Famous Mathematicians: Using Subtraction To Determine How Long They Lived. (classes 9-21 thru 9-25)

Mr. Kramer's favorite ten mathematicans:  how long did they live?

Mathletes subtracted their year at birth from their year at death to determine the number of years of their lives.  In the case of mathematicians that lived in the time before Christ, we subtracted the year at death from the year of birth.

See the attached file with the worksheets for the ten mathematicians on Mr. Kramer's chairs: Plato, Archimedes, Gauss, Euclid, Euler, Fermat, Fibonacci, Pascal, Einstein, and DaVinci.  This file includes a paragraph about each man and his contribution to mathematics.

After the Mathletes determined the ages of each mathematician at death, they added their ages together and then divided the sum (679) by the number of mathematicians (ten).  They determined that the average age of these men was about 68. Since the life span of humans was only as high as 34 until the mid to late 20th century, the Mathletes determined that these mathematicians outlived their life expectancy by about double on the average.

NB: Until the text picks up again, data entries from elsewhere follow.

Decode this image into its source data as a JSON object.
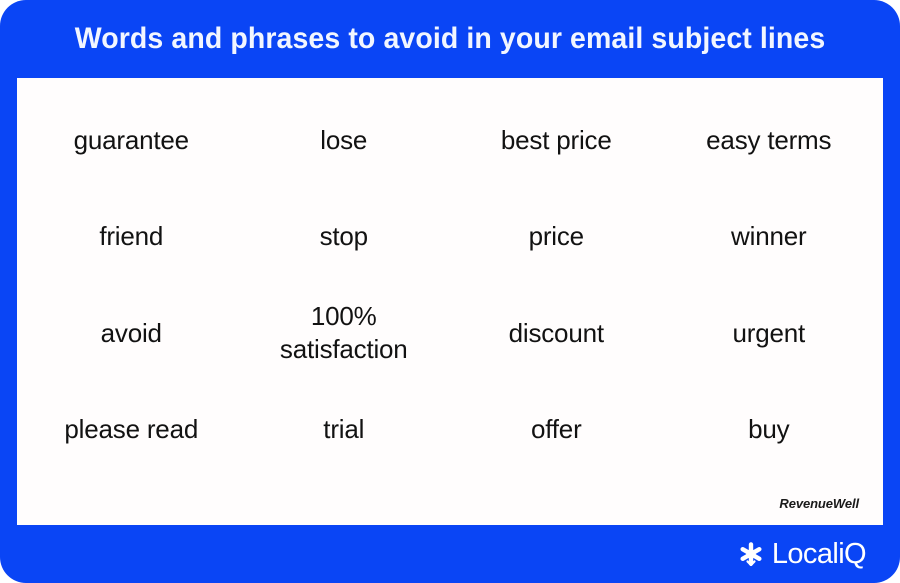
{
  "card": {
    "background_color": "#0a45f5",
    "panel_color": "#fffdfd",
    "title_color": "#f2f6ff",
    "word_color": "#121212"
  },
  "header": {
    "title": "Words and phrases to avoid in your email subject lines"
  },
  "main": {
    "columns": 4,
    "rows": 4,
    "words": [
      "guarantee",
      "lose",
      "best price",
      "easy terms",
      "friend",
      "stop",
      "price",
      "winner",
      "avoid",
      "100%\nsatisfaction",
      "discount",
      "urgent",
      "please read",
      "trial",
      "offer",
      "buy"
    ],
    "attribution": "RevenueWell"
  },
  "footer": {
    "brand_name": "LocaliQ",
    "brand_icon": "asterisk-flower-icon"
  }
}
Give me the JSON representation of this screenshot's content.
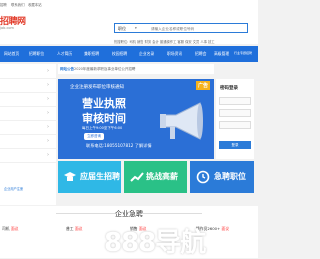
{
  "topbar": {
    "left": "招聘",
    "items": [
      "联系我们",
      "收藏本站"
    ]
  },
  "logo": {
    "name": "招聘网",
    "sub": "job.com"
  },
  "search": {
    "category": "职位",
    "caret": "▾",
    "placeholder": "请输入企业名称或职位号码"
  },
  "hotwords": "热搜职位: 司机 销售 财务 会计 普通操作工 客服 保安 文员 人事 技工",
  "nav": [
    "网站首页",
    "招聘职位",
    "人才简历",
    "兼职招聘",
    "校园招聘",
    "企业名录",
    "职场资讯",
    "招聘会",
    "高级管理",
    "行业专题招聘"
  ],
  "leftcol": {
    "link": "企业用户注册"
  },
  "notice": {
    "tag": "网站公告",
    "text": "2020年度最新求职及事业单位公开招聘"
  },
  "banner": {
    "top": "企业注册发布职位审核通知",
    "tag": "广告",
    "line1": "营业执照",
    "line2": "审核时间",
    "small": "每日上午9:00至下午6:00",
    "btn": "立即咨询",
    "bottom": "联系电话:18055107812 了解详情"
  },
  "login": {
    "title": "密码登录",
    "button": "登录"
  },
  "cards": [
    {
      "label": "应届生招聘",
      "color": "#2fb8e6"
    },
    {
      "label": "挑战高薪",
      "color": "#2ac187"
    },
    {
      "label": "急聘职位",
      "color": "#2b7bd8"
    }
  ],
  "section": {
    "title": "企业急聘",
    "jobs": [
      {
        "name": "司机",
        "salary": "面议"
      },
      {
        "name": "普工",
        "salary": "面议"
      },
      {
        "name": "销售",
        "salary": "面议"
      },
      {
        "name": "操作员2600+",
        "salary": "面议"
      }
    ]
  },
  "watermark": "888导航"
}
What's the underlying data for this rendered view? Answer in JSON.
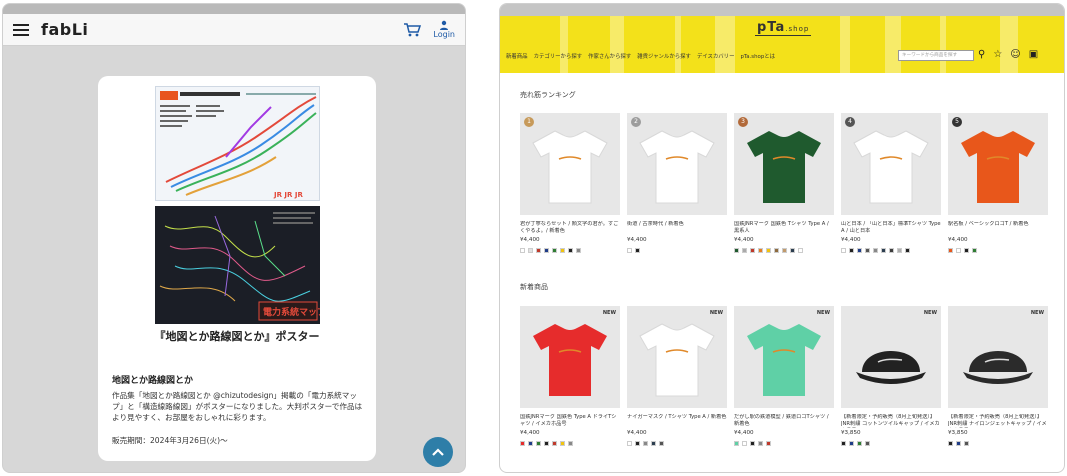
{
  "left": {
    "brand": "fabLi",
    "login_label": "Login",
    "poster_title": "『地図とか路線図とか』ポスター",
    "heading": "地図とか路線図とか",
    "description": "作品集「地図とか路線図とか @chizutodesign」掲載の「電力系統マップ」と「構造線路線図」がポスターになりました。大判ポスターで作品はより見やすく、お部屋をおしゃれに彩ります。",
    "sale_date": "販売期間：2024年3月26日(火)〜",
    "poster1_label": "JR 構造線路線図",
    "poster2_label": "電力系統マップ"
  },
  "right": {
    "logo": "pTa",
    "logo_suffix": ".shop",
    "nav": [
      "新着商品",
      "カテゴリーから探す",
      "作家さんから探す",
      "雑貨ジャンルから探す",
      "デイスカバリー",
      "pTa.shopとは"
    ],
    "search_placeholder": "キーワードから商品を探す",
    "ranking_title": "売れ筋ランキング",
    "new_title": "新着商品",
    "ranking": [
      {
        "rank": "1",
        "name": "君が丁寧ならセット / 顔文字の君が。すごくやるよ。/ 新着色",
        "price": "¥4,400",
        "color": "#ffffff",
        "rankcolor": "#c79a5a",
        "swatches": [
          "#ffffff",
          "#e2e2e2",
          "#c0392b",
          "#1f3c88",
          "#2e7d32",
          "#f1c40f",
          "#222222",
          "#888888"
        ]
      },
      {
        "rank": "2",
        "name": "街道 / 古茶時代 / 新着色",
        "price": "¥4,400",
        "color": "#ffffff",
        "rankcolor": "#9c9c9c",
        "swatches": [
          "#ffffff",
          "#222222"
        ]
      },
      {
        "rank": "3",
        "name": "国鉄JNRマーク 国鉄色 Tシャツ Type A / 黒系人",
        "price": "¥4,400",
        "color": "#1f5a2e",
        "rankcolor": "#b26a3a",
        "swatches": [
          "#1f5a2e",
          "#aaaaaa",
          "#c0392b",
          "#e67e22",
          "#f1c40f",
          "#8e6b3e",
          "#c19a6b",
          "#2c3e50",
          "#ffffff"
        ]
      },
      {
        "rank": "4",
        "name": "山と日本 / 「山と日本」標準Tシャツ Type A / 山と日本",
        "price": "¥4,400",
        "color": "#ffffff",
        "rankcolor": "#555555",
        "swatches": [
          "#ffffff",
          "#222222",
          "#1f3c88",
          "#555555",
          "#888888",
          "#2c3e50",
          "#3d3d3d",
          "#b0b0b0",
          "#222222"
        ]
      },
      {
        "rank": "5",
        "name": "駅名板 / ベーシックロゴT / 新着色",
        "price": "¥4,400",
        "color": "#e8571b",
        "rankcolor": "#333333",
        "swatches": [
          "#e8571b",
          "#ffffff",
          "#222222",
          "#2e7d32"
        ]
      }
    ],
    "new_items": [
      {
        "name": "国鉄JNRマーク 国鉄色 Type A ドライTシャツ / イメカホ品号",
        "price": "¥4,400",
        "color": "#e62c2c",
        "new_label": "NEW",
        "swatches": [
          "#e62c2c",
          "#1f3c88",
          "#2e7d32",
          "#222222",
          "#c0392b",
          "#f1c40f",
          "#888888"
        ]
      },
      {
        "name": "ナイガーマスク / Tシャツ Type A / 新着色",
        "price": "¥4,400",
        "color": "#ffffff",
        "new_label": "NEW",
        "swatches": [
          "#ffffff",
          "#222222",
          "#888888",
          "#2c3e50",
          "#555555"
        ]
      },
      {
        "name": "だがし駅の鉄道模型 / 鉄道ロゴTシャツ / 新着色",
        "price": "¥4,400",
        "color": "#5fd0a6",
        "new_label": "NEW",
        "swatches": [
          "#5fd0a6",
          "#ffffff",
          "#222222",
          "#888888",
          "#c0392b"
        ]
      },
      {
        "name": "【新着限定・予約販売（8月上旬発送）】JNR刺繍 コットンツイルキャップ / イメカホ品号",
        "price": "¥3,850",
        "color": "#222222",
        "new_label": "NEW",
        "swatches": [
          "#222222",
          "#1f3c88",
          "#2e7d32",
          "#555555"
        ]
      },
      {
        "name": "【新着限定・予約販売（8月上旬発送）】JNR刺繍 ナイロンジェットキャップ / イメカホ品号",
        "price": "¥3,850",
        "color": "#2b2b2b",
        "new_label": "NEW",
        "swatches": [
          "#222222",
          "#1f3c88",
          "#555555"
        ]
      }
    ]
  }
}
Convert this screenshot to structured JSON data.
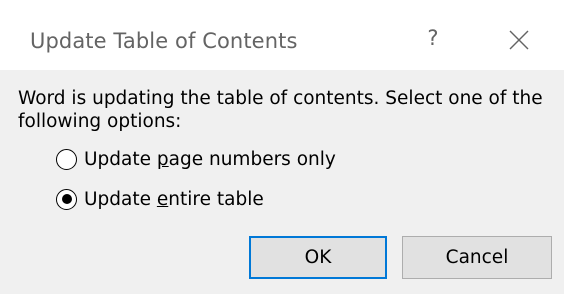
{
  "dialog": {
    "title": "Update Table of Contents",
    "help_label": "?",
    "close_icon": "close-icon"
  },
  "message": "Word is updating the table of contents.  Select one of the following options:",
  "options": [
    {
      "label_pre": "Update ",
      "label_mnemonic": "p",
      "label_post": "age numbers only",
      "selected": false
    },
    {
      "label_pre": "Update ",
      "label_mnemonic": "e",
      "label_post": "ntire table",
      "selected": true
    }
  ],
  "buttons": {
    "ok_label": "OK",
    "cancel_label": "Cancel"
  },
  "colors": {
    "focus_border": "#0078d7",
    "dialog_bg": "#f0f0f0",
    "titlebar_bg": "#ffffff",
    "title_text": "#646464"
  }
}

So therefore, since Mr. Kramer's lifespan is currently at around 78, he should live until he is 156. Horray for mathematicians.

Use subtraction without borrowing to determine the life ages of another 15 famous mathematicians (see the highlighted names on the attached word document).  Use subtraction with borrowing to determine the life ages of another 56 famous mathematicians (see the un-highlighted names on the attached word document). 

Subtraction without borrowing (highlighted on the word document) is most appropriate for 1st graders.